Okay all you math lovers. My ex has a lien on this house. We've
been divorced since Sept. 12, 2001. According to the decree,
...For a mortgage of $80,000 at 6.5% annual interest from this
date 9/12/01. Should the mortgage be paid on or before 9/12/02, there will be no interest. Thereafter, interestr shall
accumulate annually at a rate of 6.5% annually- This shall
accrue accummulatively. Okay.... so, how much do I owe him?
Thanks so much.
The $80,000 was the difference between the assets he took (condos)
and the house which I am still paying
for. When the mortgage is paid, then
I will start paying the $80,000 to him.
Now, the kicker is that I can't start
paying him until the other mortgage is
paid off (2012) By that time, I'm afraid
I'll end up owing him more than it's
worth. I might be better off to sell the
house and pay off the mortgage- give
him the $$ and cut my losses. He claims
that I owe now $140,000 and I thought
someone might be able to tell me if he
is right with his figure and how much it
would cost me if I stayed here another
4 years. It might not be worth it. The house is worth 1/2 mil. Thanks
1 Answer
- Savvy BlondeLv 41 decade agoFavorite Answer
Ah, now that I understand the situation, this is what we call a "future value" problem. It's yearly interest of 6.5%, so the interest for the first year was $5,200. But this stacks onto the $80,000, so on year 2, the interest is calculated on the new principle of $85,200. By the end of year 7 (Sept, 2008) the principle balance will be over $124,000. by the end of year 11, (2012), the principle balance will have doubled to nearly $160,000.

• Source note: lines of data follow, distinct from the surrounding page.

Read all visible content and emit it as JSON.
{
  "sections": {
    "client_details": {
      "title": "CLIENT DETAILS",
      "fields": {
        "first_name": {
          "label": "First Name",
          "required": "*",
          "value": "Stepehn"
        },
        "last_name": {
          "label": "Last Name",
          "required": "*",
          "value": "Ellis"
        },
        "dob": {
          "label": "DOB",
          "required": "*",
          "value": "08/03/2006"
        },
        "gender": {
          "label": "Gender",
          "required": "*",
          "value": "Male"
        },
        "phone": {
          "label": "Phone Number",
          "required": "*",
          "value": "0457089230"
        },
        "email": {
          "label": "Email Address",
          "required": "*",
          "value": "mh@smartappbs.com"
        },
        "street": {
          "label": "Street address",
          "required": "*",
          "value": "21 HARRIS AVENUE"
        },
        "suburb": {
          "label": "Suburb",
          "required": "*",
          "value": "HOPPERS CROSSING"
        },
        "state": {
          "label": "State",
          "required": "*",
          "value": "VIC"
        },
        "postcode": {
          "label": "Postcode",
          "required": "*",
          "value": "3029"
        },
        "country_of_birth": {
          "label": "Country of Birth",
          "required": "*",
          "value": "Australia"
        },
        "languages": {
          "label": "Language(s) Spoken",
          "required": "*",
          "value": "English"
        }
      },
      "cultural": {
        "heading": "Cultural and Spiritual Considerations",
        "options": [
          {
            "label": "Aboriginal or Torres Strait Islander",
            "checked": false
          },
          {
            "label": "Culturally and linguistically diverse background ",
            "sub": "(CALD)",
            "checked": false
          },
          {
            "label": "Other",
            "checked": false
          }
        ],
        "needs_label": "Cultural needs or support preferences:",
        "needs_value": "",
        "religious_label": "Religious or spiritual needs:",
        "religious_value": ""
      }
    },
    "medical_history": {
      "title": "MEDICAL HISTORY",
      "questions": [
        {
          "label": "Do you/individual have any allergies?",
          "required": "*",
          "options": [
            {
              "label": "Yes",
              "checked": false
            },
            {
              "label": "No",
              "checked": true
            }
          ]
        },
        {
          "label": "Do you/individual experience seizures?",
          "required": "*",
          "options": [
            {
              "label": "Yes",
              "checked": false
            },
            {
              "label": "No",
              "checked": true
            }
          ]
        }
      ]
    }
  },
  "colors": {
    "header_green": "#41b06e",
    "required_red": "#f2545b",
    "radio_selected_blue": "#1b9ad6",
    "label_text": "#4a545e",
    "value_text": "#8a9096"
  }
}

Selling isn't your only option. Why not refinance the mortgage on the house, where his lien is paid ($80,000) and the previous (current) mortgage is paid. Then instead make RATIONAL payments monthly which include principle. That way you keep the asset, and also build additional equity. Get yourself a mortgage for maybe $130,000+whatever the current principle is on the #1 lien.
If this is not possible then it is a simple cost benefit analysis:
The question becomes: will this house gain $36,000 additional value between now and 2012? If so, then go ahead and keep it, yes you'll owe him but you should sell it in 2012, keep the additional equity and pay him off then. If your market is shaky or you don't think it will go up in value by 7% over the next 4-5 years, you should sell now. You also need to factor inflation into the analysis, ie a dollar is worth more today than it is tomorrow, etc. Find out what appreciation rates are, but frankly, again, the best deal would be a refinance that pays him today.
Lastly, I'm not sure where he's getting 140k from, either he does math like a gorilla or you've forgotten some clause in the fine print. Good luck to you!